Did you know there are some things you should avoid doing before buying that new home? Because you've may have been preapproved for a mortgage, doesn't mean you can change your financial status. Below are some tips to keep you on track:
1. Don't change jobs, become self-employed or quit your job. This could delay the process for closing on a home. Your lender will need proof of employment along with paystubs to confirm your new income.
2. Don't buy a car, truck or van. By depleting your savings or adding a new car loan, this could derail your mortgage application. Wait until after you've moved into your new home.
3. Don't apply for new credit cards. Applying for credit can actually lower your credit score.
4. Don't close any credit accounts. This can also lower your credit score.
5. Don't spend money you have set aside for closing.

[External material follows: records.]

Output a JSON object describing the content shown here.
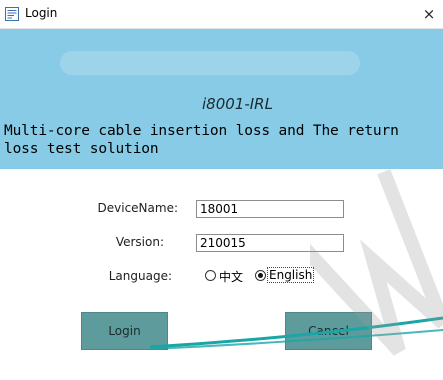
{
  "window": {
    "title": "Login",
    "close_glyph": "×",
    "icon": "app-form-icon"
  },
  "banner": {
    "product_name": "i8001-IRL",
    "description": "Multi-core cable insertion loss and The return loss test solution"
  },
  "form": {
    "device_name_label": "DeviceName:",
    "device_name_value": "18001",
    "version_label": "Version:",
    "version_value": "210015",
    "language_label": "Language:",
    "language_options": [
      {
        "label": "中文",
        "selected": false
      },
      {
        "label": "English",
        "selected": true
      }
    ]
  },
  "buttons": {
    "login_label": "Login",
    "cancel_label": "Cancel"
  },
  "colors": {
    "banner": "#87cbe6",
    "button": "#5e9b9c",
    "cable": "#1aa6a6"
  }
}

You will need cash on hand at the closing for the down payment and closing costs. Your lender may even want to veryify your cash reserves so make sure the funds stay in place.
6. Don't fall behind in making payments on accounts. One of the most important elements of your credit score is your history of on-time, in-full payments for all accounts.
7. Don't make large deposits or move money around. Your lender will require the most recent bank statments before going to closing. This might cause you to go above the maximum acceptable debt-to-income ratio.
8. Don't increase your debts. You may think buying new furniture for the new home is a great idea. Actually your debt-to-income ratio is extremely important to a loan approval.
9. Don't omit debts or liabilities from your loan application. This could possibly prevent you from buying that new home and going to closing.
10. Last but not least, do not co-sign a loan for ANYONE!